Nadja v from Wisconsin
I always used heat lamps and liked them but was leary of using them in the house. You always worry about something bad happening and the babies get chilled if the lamp would quit working or worse, starting a house fire. So I thought I'd try the 12x12 heating plate. To my surprise it works great. I have call ducklings and bantam chicks I raise. They took to it well. But you have to make sure that you keep raising the legs every week. Appearently I didn't raise them enough because my first batch of ducklings, a few had a small bald spot on top of their head which filled in since. I have since purchased two more heating plates and like them very much.
Chris W from Ohio
I am a first-time chicken owner (seven beautiful hens).
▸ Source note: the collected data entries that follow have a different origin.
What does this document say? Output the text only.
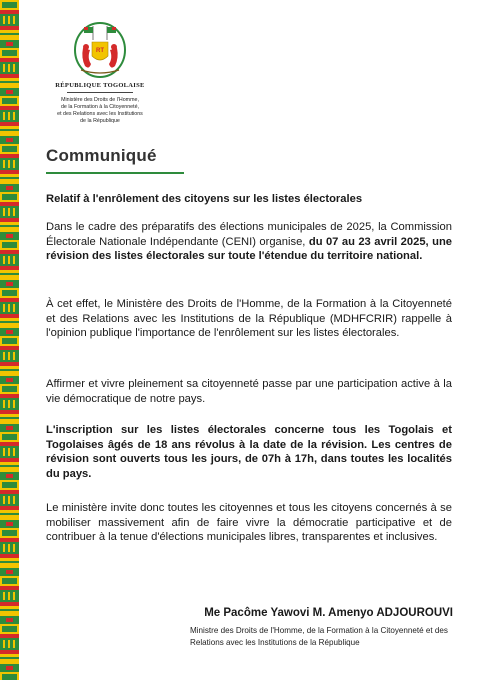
RT
RÉPUBLIQUE TOGOLAISE
Ministère des Droits de l'Homme,
de la Formation à la Citoyenneté,
et des Relations avec les Institutions
de la République
Communiqué
Relatif à l'enrôlement des citoyens sur les listes électorales
Dans le cadre des préparatifs des élections municipales de 2025, la Commission Électorale Nationale Indépendante (CENI) organise, du 07 au 23 avril 2025, une révision des listes électorales sur toute l'étendue du territoire national.
À cet effet, le Ministère des Droits de l'Homme, de la Formation à la Citoyenneté et des Relations avec les Institutions de la République (MDHFCRIR) rappelle à l'opinion publique l'importance de l'enrôlement sur les listes électorales.
Affirmer et vivre pleinement sa citoyenneté passe par une participation active à la vie démocratique de notre pays.
L'inscription sur les listes électorales concerne tous les Togolais et Togolaises âgés de 18 ans révolus à la date de la révision. Les centres de révision sont ouverts tous les jours, de 07h à 17h, dans toutes les localités du pays.
Le ministère invite donc toutes les citoyennes et tous les citoyens concernés à se mobiliser massivement afin de faire vivre la démocratie participative et de contribuer à la tenue d'élections municipales libres, transparentes et inclusives.
Me Pacôme Yawovi M. Amenyo ADJOUROUVI
Ministre des Droits de l'Homme, de la Formation à la Citoyenneté et des Relations avec les Institutions de la République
We commute almost two hours daily to and from work, so I was anxious about using a light bulb in the brooder and the potential for fire hazards. I did a lot of research and decided to go with a heating plate and ultimately decided on this one (12" x 12"), mostly because of the cost (much less than on Amazon and uses less wattage to run vs. a heat lamp) and the positive reviews, and also because the heating plate is a more natural environment for the chicks, mimicking a mama hen where the chicks can crawl under it to get warm. I am very glad I chose this heating plate! My girls took to it right away! I like the fact that when the sun goes down, they would head for the plate to go to sleep, whereas a heat lamp is on 24/7. The chicks also like to lounge on top of the plate as well as use it for a launching pad for learning to fly. I highly recommend using some sort of cover on the top of the plate because getting the excrement off of it is quite a task. I purchased the plastic top that goes with the heating plate but ultimately I ended up not using it; instead I cut a few pieces of rubber shelf liner to fit on top since the girls like to congregate there and I didn't want to take that space away from them. By day four, they really weren't sleeping under it anymore but would still run under the plate to warm up. I was a little concerned that I was unable to adjust the temperature of the plate, but raising the height of the plate as the chicks grew worked just fine. So in a nutshell, my girls are happy with the heating plate and so am I! One more word, the description says the 12" x 12" plate can fit up to 20 chicks. That is only applicable to the first few days after hatching, they grow fast and all 7 of my girls (4.5 weeks old) could not all fit under it if they needed to, but that is a nonissue for me. I highly recommend this product! :)
Rebecca from New England
its a great concept, and the quality seems fine, ducklings are happy. my complaint has to do with the size. i bought the small, sized for 20 chicks. yes, i know ducklings are bigger. at hatch, i could only fit 8 ducklings under there. (i knew i would be starting with 10 or less ducklings) 2 1/2 weeks later, the legs are fully extended and only 4 ducklings fit under there. i need leg extensions. do they even make those? currently its too cold for them to be in the barn so they are in my kitchen which is less than ideal. if i move them to the barn, i will need a heat lamp so that defeats the whole purpose of buying this. for the price it should be suitable for longer period if time. i recommend the product, but size up.